Behavioral weight loss interventions: do they work in primary care?  - Harvard Health

Behavioral weight loss interventions: do they work in primary care? – Harvard Health

Multiple supportive relationships in community settings can help people lose weight.

Achieving and maintaining a healthy weight is a major health issue, not just in the United States but in many countries around the world. Governments seek to identify the most effective services to help people lose weight and improve their overall health. A recent systematic review and meta-analysis (a larger review of studies) examined the effectiveness of weight management interventions delivered in primary care settings and included data from the United States, United Kingdom Kingdom and Spain.

Review of Weight Loss Support in Primary Care

The researchers assessed 34 studies with adults who had a body mass index greater than 25 (overweight). They looked at people who received weight loss interventions in primary care settings. Interventions included instruction on weight management behaviors such as calorie restricted diets, increased exercise, use of food diaries and/or behavioral self-management approaches with support from clinic staff to set weight-related goals, solve problems and increase independence. efficiency.

Weight loss interventions were conducted by telephone, Internet, email or face-to-face, and included group and/or individual connections.
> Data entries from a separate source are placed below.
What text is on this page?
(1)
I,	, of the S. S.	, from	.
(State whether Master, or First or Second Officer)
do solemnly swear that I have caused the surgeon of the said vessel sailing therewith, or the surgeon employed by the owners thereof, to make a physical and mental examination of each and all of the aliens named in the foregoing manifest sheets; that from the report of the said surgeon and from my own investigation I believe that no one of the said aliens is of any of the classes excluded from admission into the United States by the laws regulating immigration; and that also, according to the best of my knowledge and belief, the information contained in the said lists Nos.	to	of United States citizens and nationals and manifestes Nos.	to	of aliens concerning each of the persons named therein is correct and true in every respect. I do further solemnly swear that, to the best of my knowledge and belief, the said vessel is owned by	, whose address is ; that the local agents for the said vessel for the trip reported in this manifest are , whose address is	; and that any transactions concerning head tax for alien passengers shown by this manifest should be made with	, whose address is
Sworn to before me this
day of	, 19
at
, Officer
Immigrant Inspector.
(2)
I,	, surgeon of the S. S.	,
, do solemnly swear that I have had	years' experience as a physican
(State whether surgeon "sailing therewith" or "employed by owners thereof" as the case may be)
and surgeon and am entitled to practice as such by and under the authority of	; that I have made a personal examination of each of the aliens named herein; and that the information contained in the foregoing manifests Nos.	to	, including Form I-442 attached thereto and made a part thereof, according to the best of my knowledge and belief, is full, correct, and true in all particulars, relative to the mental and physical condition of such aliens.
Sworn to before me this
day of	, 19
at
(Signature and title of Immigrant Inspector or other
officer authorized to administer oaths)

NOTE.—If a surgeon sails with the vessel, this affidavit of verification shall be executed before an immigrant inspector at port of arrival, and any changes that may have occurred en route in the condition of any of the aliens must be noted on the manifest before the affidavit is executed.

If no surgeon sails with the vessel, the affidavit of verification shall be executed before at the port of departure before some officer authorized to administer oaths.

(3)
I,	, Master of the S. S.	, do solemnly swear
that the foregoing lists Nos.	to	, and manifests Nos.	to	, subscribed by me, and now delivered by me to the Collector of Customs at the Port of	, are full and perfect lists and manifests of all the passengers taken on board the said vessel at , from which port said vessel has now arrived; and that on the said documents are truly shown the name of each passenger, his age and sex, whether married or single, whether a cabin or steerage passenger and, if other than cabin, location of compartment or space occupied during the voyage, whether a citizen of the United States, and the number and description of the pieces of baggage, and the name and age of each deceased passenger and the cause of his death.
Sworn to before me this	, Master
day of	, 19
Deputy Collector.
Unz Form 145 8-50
Research has compared these types of interventions to no weight loss treatment, minimal intervention (use of print or electronic weight loss education), or attention control instructions to resist cravings or behaviors, but without focusing specifically on weight loss behavior.
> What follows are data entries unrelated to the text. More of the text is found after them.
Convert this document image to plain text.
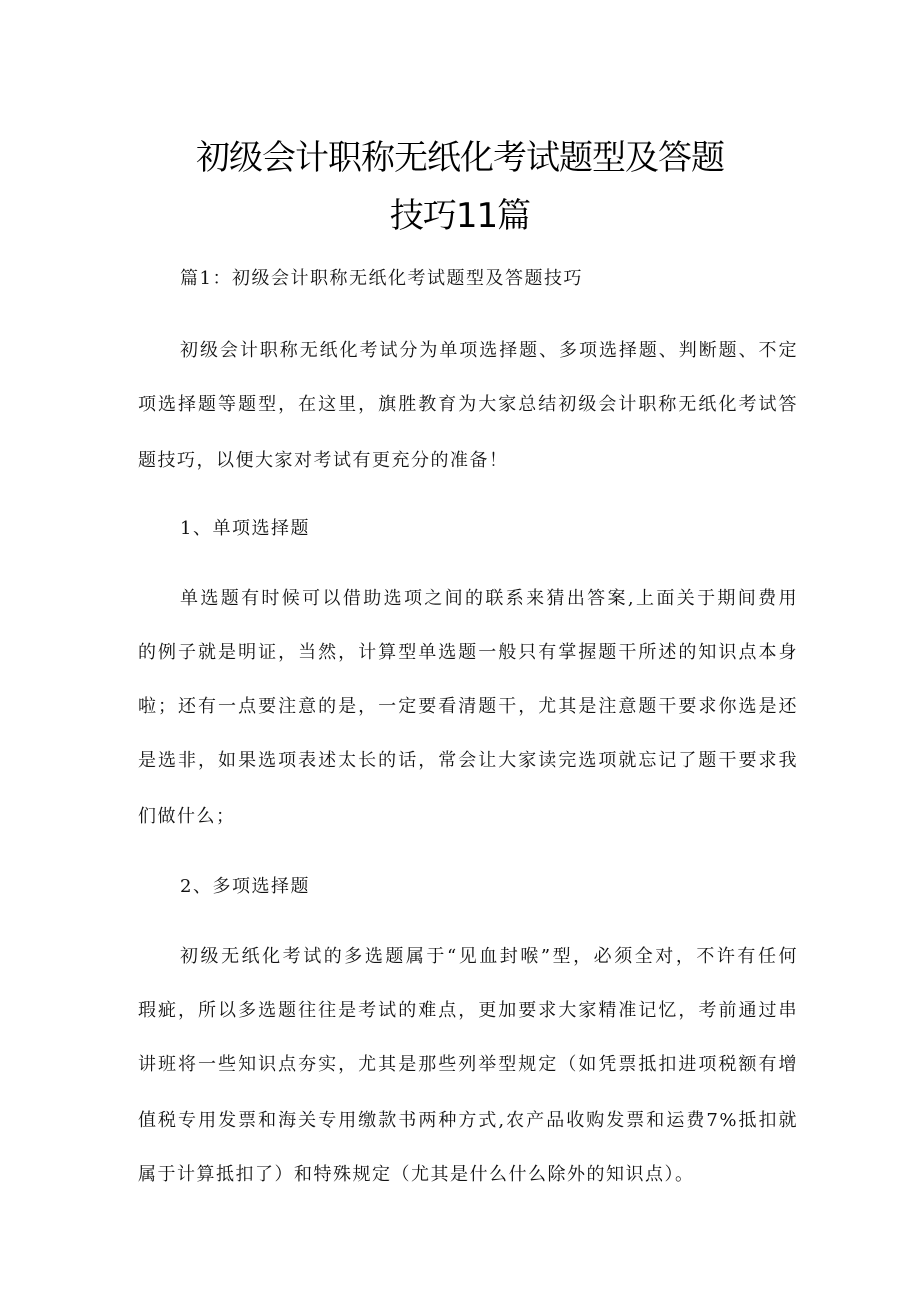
初级会计职称无纸化考试题型及答题
技巧11篇
篇1：初级会计职称无纸化考试题型及答题技巧
初级会计职称无纸化考试分为单项选择题、多项选择题、判断题、不定
项选择题等题型，在这里，旗胜教育为大家总结初级会计职称无纸化考试答
题技巧，以便大家对考试有更充分的准备！
1、单项选择题
单选题有时候可以借助选项之间的联系来猜出答案,上面关于期间费用
的例子就是明证，当然，计算型单选题一般只有掌握题干所述的知识点本身
啦；还有一点要注意的是，一定要看清题干，尤其是注意题干要求你选是还
是选非，如果选项表述太长的话，常会让大家读完选项就忘记了题干要求我
们做什么；
2、多项选择题
初级无纸化考试的多选题属于“见血封喉”型，必须全对，不许有任何
瑕疵，所以多选题往往是考试的难点，更加要求大家精准记忆，考前通过串
讲班将一些知识点夯实，尤其是那些列举型规定（如凭票抵扣进项税额有增
值税专用发票和海关专用缴款书两种方式,农产品收购发票和运费7%抵扣就
属于计算抵扣了）和特殊规定（尤其是什么什么除外的知识点）。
Programs delivered in primary care produced significant weight loss

The interventions were delivered by various health professionals (nurses, dietitians and general practitioners) and non-medical practitioners such as health coaches. Interventions lasted from one session (with patients following the program unassisted for three months) to multiple sessions over three years, with a median of 12 months.
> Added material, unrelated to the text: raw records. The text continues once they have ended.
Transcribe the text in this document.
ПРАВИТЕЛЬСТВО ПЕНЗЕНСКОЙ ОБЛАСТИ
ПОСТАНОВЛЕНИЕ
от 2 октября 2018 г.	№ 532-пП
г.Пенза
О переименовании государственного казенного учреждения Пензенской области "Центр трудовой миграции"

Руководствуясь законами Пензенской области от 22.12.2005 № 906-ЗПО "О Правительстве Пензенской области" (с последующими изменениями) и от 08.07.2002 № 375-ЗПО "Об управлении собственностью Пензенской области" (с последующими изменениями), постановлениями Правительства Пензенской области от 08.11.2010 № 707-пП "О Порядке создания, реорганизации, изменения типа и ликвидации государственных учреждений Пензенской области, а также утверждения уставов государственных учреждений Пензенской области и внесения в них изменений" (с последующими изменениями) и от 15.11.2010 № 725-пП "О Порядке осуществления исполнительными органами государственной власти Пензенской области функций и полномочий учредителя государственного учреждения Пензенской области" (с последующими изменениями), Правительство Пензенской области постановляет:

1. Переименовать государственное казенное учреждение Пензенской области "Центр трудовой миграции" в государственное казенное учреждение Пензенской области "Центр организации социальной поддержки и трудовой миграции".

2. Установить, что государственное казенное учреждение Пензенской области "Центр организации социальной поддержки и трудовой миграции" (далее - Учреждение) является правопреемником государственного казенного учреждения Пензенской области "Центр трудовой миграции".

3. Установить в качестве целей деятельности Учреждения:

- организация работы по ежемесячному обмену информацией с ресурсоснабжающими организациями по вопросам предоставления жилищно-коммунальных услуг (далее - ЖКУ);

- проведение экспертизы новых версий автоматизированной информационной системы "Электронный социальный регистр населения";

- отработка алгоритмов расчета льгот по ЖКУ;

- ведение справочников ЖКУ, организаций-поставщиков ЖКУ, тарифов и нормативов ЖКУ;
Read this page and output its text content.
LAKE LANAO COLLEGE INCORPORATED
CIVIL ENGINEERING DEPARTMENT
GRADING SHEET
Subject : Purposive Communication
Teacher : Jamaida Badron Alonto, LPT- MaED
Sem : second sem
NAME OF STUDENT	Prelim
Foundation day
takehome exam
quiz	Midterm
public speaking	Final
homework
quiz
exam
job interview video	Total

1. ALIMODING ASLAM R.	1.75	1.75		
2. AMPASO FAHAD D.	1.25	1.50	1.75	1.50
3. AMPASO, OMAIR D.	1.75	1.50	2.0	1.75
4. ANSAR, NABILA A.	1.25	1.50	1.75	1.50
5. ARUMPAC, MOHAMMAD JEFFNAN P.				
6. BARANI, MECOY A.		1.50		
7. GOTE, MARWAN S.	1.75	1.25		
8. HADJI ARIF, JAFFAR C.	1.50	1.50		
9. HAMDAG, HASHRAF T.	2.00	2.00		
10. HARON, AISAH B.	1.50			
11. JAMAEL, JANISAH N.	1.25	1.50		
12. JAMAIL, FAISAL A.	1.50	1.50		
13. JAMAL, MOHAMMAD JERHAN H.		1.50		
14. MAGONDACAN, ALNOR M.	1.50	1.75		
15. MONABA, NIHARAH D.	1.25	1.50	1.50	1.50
The results showed that the mean difference between the intervention and comparison groups (no specific weight loss intervention) at one year was a weight loss of 5.1 pounds, and at two years it was 4 pounds. for those who received weight loss interventions in primary care. There was also a mean difference in waist circumference of -2.5 cm, in favor of surgery at one year.

It is important to note that since this was a systematic review of 34 trials with a wide range of interventions, the authors were unable to specifically identify which interventions produced the results.

Even a small weight loss has an impact on health

The authors noted that although a greater weight loss of 5 pounds in the intervention group may seem small, research has shown that a weight loss of 2-5% is associated with health benefits, including lower systolic blood pressure as well as reduced triglyceride and glucose levels. , which can impact heart health.

Do personal recordings and support have an impact on weight loss?

The study acknowledged that the comparison groups had less person-to-person contact than the intervention groups, and this may have played a critical role in the results. More contact between patients and providers resulted in greater weight loss. Research suggests that programs should be expanded to include at least 12 contacts (face-to-face, telephone, or a combination).

Although the study did not determine program costs, it is likely that interventions performed by nonmedical personnel, with supervision and support from primary health care professionals, would be less expensive. A combination of practitioners may be more effective, since physicians and GPs probably won’t have the time to do 12 consultations to support a weight management program.

Previous research supports community-based behavioral interventions for weight loss

A study prepared for the US Preventive Services Task Force and published in 2018 found similar results. This review reported a reduction of 5.3 pounds in participants who received weight management interventions in various settings, including universities, primary care, and the community. Compared to controls, participants in behavior-based interventions had greater average weight loss between 12 and 18 months and less weight regain.

In the two largest trials (of the 124 identified), there was a decreased likelihood of developing type 2 diabetes compared to those who did not receive the weight management interventions. There was an absolute risk reduction of around 14.5% in the two trials over three to nine years, meaning those who received a weight loss management intervention had a reduced risk of 14.5 % of developing diabetes compared to a control group.

What’s the takeaway?

Weight management interventions delivered in primary care settings are an effective way to deliver services. Primary care practices provide good reach into the community and are often people’s first point of contact with the healthcare system. With our growing obesity epidemic, every effort should be made to reach out to patients struggling with their weight and provide viable and effective interventions.

What can you do?

  • Ask your PCP if their practice or clinic offers programs to support weight management.
  • Contact your health insurance and find out what programs they have in their system to help reduce risk factors and manage weight. Ask if they are free or discounted as part of your plan.
  • Check your area to see if there are community programs such as the YMCA, a school program, or a senior center that focuses on wellness and weight management.